Shipping’s green fuel transition will require massive capital.

For instance, a study conducted by the UCL Energy Institute and UMAS in March forecast that the IMO’s greenhouse gas (GHG) emissions reduction targets mean shipping will need access to at least 200-300 million mt of oil-equivalent zero-emission potential fuels by 2040.

This will require an estimated $1.6 trillion investment in fuel production and infrastructure, it said.

In line with these projections, Dominguez outlined four key areas requiring immediate investment: scaling up low- and zero-emission fuel production, building port and onboard infrastructure, training seafarers to use alternative fuels and developing safety protocols for these fuels.

Many shipowners have also echoed this call for funding.

Liner shipping trade body World Shipping Council (WSC) stressed that container shipping companies have already invested around $150 billion in dual-fuel-capable vessels. But the ships are just one part of the puzzle, it said. “We need the fuel supply… it’s a tremendous investment opportunity,” WSC president, Joe Kramek said.

A recent survey by the Global Centre for Maritime Decarbonisation (GCMD) and Boston Consulting Group (BCG) also indicated that finance remains a central barrier.

Around 86 of the 114 shipowners and operators surveyed said financial incentives are their top policy priority. More than 70% reported seeing no improvement in available incentives since 2022.

Many respondents expressed support for blended finance tools, combining public incentives with private-sector mechanisms.

One idea suggested by some respondents was “pay-as-you-save,” where, theoretically, a third party will fund the upfront cost of retrofitting a vessel, and the shipowner will repay the investment over time either through operational savings or by passing the green premiums to customers.

This kind of shared-risk model could help accelerate the adoption of low-emission fuels, especially in a market where upfront costs often hinder progress.

The message coming from the IMO and shipowners is now aligned: the ambition is there. But unless investment catches up, the transition risks stalling just as momentum starts to build.

In other news this week, the International Sustainability and Carbon Certification (ISCC) has suspended the certification of Preem's Gothenburg biorefinery for 40 days because its GHG savings calculation methodology was deemed non-compliant.

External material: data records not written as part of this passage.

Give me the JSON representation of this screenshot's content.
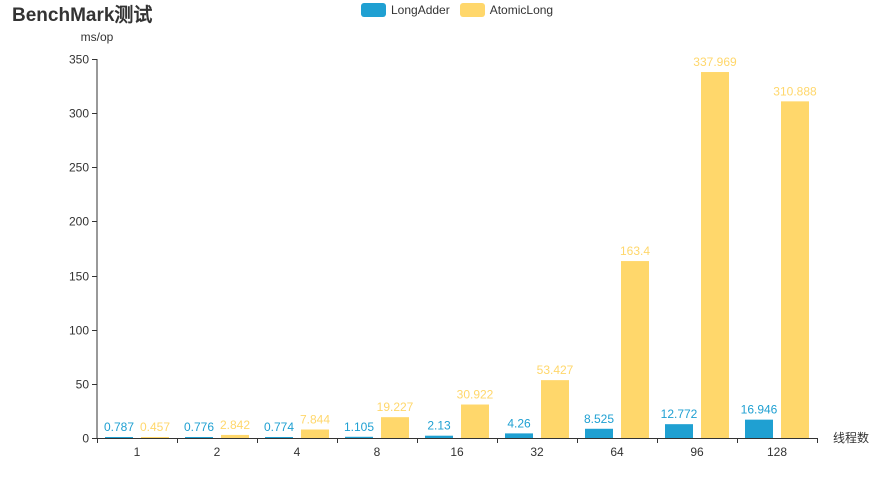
{
  "title": "BenchMark测试",
  "legend": [
    {
      "name": "LongAdder",
      "color": "#1FA0D2"
    },
    {
      "name": "AtomicLong",
      "color": "#FFD76B"
    }
  ],
  "chart_data": {
    "type": "bar",
    "title": "BenchMark测试",
    "xlabel": "线程数",
    "ylabel": "ms/op",
    "categories": [
      "1",
      "2",
      "4",
      "8",
      "16",
      "32",
      "64",
      "96",
      "128"
    ],
    "ylim": [
      0,
      350
    ],
    "yticks": [
      0,
      50,
      100,
      150,
      200,
      250,
      300,
      350
    ],
    "legend_position": "top-center",
    "grid": false,
    "series": [
      {
        "name": "LongAdder",
        "color": "#1FA0D2",
        "values": [
          0.787,
          0.776,
          0.774,
          1.105,
          2.13,
          4.26,
          8.525,
          12.772,
          16.946
        ]
      },
      {
        "name": "AtomicLong",
        "color": "#FFD76B",
        "values": [
          0.457,
          2.842,
          7.844,
          19.227,
          30.922,
          53.427,
          163.4,
          337.969,
          310.888
        ]
      }
    ]
  }
}
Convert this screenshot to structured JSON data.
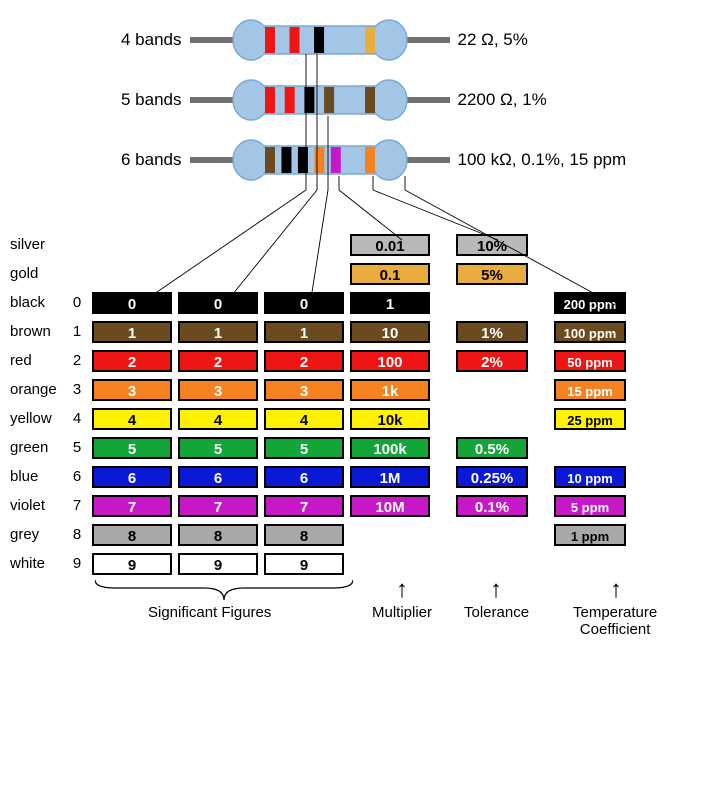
{
  "colors": {
    "band_silver": "#b8b8b8",
    "band_gold": "#e8ad3e",
    "band_black": "#000000",
    "band_brown": "#6b4a1f",
    "band_red": "#ef1515",
    "band_orange": "#f58220",
    "band_yellow": "#fff200",
    "band_green": "#13a538",
    "band_blue": "#0b19d6",
    "band_violet": "#c618c6",
    "band_grey": "#a8a8a8",
    "band_white": "#ffffff",
    "text_white": "#ffffff",
    "text_black": "#000000",
    "body_light": "#a3c6e6",
    "body_dark": "#7aa9d4",
    "lead_grey": "#6f6f6f"
  },
  "resistors": [
    {
      "label_left": "4 bands",
      "label_right": "22 Ω, 5%",
      "bands": [
        "red",
        "red",
        "black",
        "",
        "gold"
      ]
    },
    {
      "label_left": "5 bands",
      "label_right": "2200 Ω, 1%",
      "bands": [
        "red",
        "red",
        "black",
        "brown",
        "",
        "brown"
      ]
    },
    {
      "label_left": "6 bands",
      "label_right": "100 kΩ, 0.1%, 15 ppm",
      "bands": [
        "brown",
        "black",
        "black",
        "orange",
        "violet",
        "",
        "orange"
      ]
    }
  ],
  "rows": [
    {
      "name": "silver",
      "digit": "",
      "bg": "band_silver",
      "fg": "text_black",
      "sig": null,
      "mult": "0.01",
      "tol": "10%",
      "tcr": null
    },
    {
      "name": "gold",
      "digit": "",
      "bg": "band_gold",
      "fg": "text_black",
      "sig": null,
      "mult": "0.1",
      "tol": "5%",
      "tcr": null
    },
    {
      "name": "black",
      "digit": "0",
      "bg": "band_black",
      "fg": "text_white",
      "sig": "0",
      "mult": "1",
      "tol": null,
      "tcr": "200 ppm"
    },
    {
      "name": "brown",
      "digit": "1",
      "bg": "band_brown",
      "fg": "text_white",
      "sig": "1",
      "mult": "10",
      "tol": "1%",
      "tcr": "100 ppm"
    },
    {
      "name": "red",
      "digit": "2",
      "bg": "band_red",
      "fg": "text_white",
      "sig": "2",
      "mult": "100",
      "tol": "2%",
      "tcr": "50 ppm"
    },
    {
      "name": "orange",
      "digit": "3",
      "bg": "band_orange",
      "fg": "text_white",
      "sig": "3",
      "mult": "1k",
      "tol": null,
      "tcr": "15 ppm"
    },
    {
      "name": "yellow",
      "digit": "4",
      "bg": "band_yellow",
      "fg": "text_black",
      "sig": "4",
      "mult": "10k",
      "tol": null,
      "tcr": "25 ppm"
    },
    {
      "name": "green",
      "digit": "5",
      "bg": "band_green",
      "fg": "text_white",
      "sig": "5",
      "mult": "100k",
      "tol": "0.5%",
      "tcr": null
    },
    {
      "name": "blue",
      "digit": "6",
      "bg": "band_blue",
      "fg": "text_white",
      "sig": "6",
      "mult": "1M",
      "tol": "0.25%",
      "tcr": "10 ppm"
    },
    {
      "name": "violet",
      "digit": "7",
      "bg": "band_violet",
      "fg": "text_white",
      "sig": "7",
      "mult": "10M",
      "tol": "0.1%",
      "tcr": "5 ppm"
    },
    {
      "name": "grey",
      "digit": "8",
      "bg": "band_grey",
      "fg": "text_black",
      "sig": "8",
      "mult": null,
      "tol": null,
      "tcr": "1 ppm"
    },
    {
      "name": "white",
      "digit": "9",
      "bg": "band_white",
      "fg": "text_black",
      "sig": "9",
      "mult": null,
      "tol": null,
      "tcr": null
    }
  ],
  "bottom_labels": {
    "sig_figures": "Significant Figures",
    "multiplier": "Multiplier",
    "tolerance": "Tolerance",
    "tempco": "Temperature\nCoefficient"
  }
}
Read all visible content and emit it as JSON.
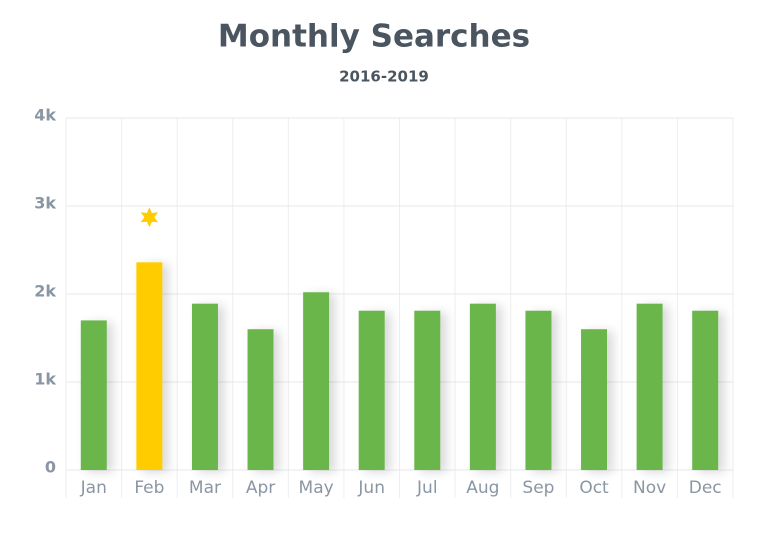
{
  "chart_data": {
    "type": "bar",
    "title": "Monthly Searches",
    "subtitle": "2016-2019",
    "categories": [
      "Jan",
      "Feb",
      "Mar",
      "Apr",
      "May",
      "Jun",
      "Jul",
      "Aug",
      "Sep",
      "Oct",
      "Nov",
      "Dec"
    ],
    "values": [
      1700,
      2360,
      1890,
      1600,
      2020,
      1810,
      1810,
      1890,
      1810,
      1600,
      1890,
      1810
    ],
    "color": "#6ab64c",
    "colors": [
      "#6ab64c",
      "#ffcc00",
      "#6ab64c",
      "#6ab64c",
      "#6ab64c",
      "#6ab64c",
      "#6ab64c",
      "#6ab64c",
      "#6ab64c",
      "#6ab64c",
      "#6ab64c",
      "#6ab64c"
    ],
    "ylim": [
      0,
      4000
    ],
    "yticks": [
      0,
      {
        "value": 1000,
        "label": "1k"
      },
      {
        "value": 2000,
        "label": "2k"
      },
      {
        "value": 3000,
        "label": "3k"
      },
      {
        "value": 4000,
        "label": "4k"
      }
    ],
    "grid": true
  }
}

The shipping body Baltic and International Maritime Council (BIMCO) has formed a subcommittee to develop a new clause on biofuel use for time-charter agreements. The subcommittee “will focus on defining the scope and standards for biofuels, clarifying how they may be supplied and handled, and ensuring that their use aligns with performance expectations and regulatory obligations,” BIMCO said.

Finland’s state-owned energy firm Gasum has launched a green freight corridor using bio-LNG to transport steel coils from Finland to Sweden. The heavy steel coils made at SSAB’s Hämeenlinna plant have been transported from Finland to Sweden using biogas since September 2024, Gasum said.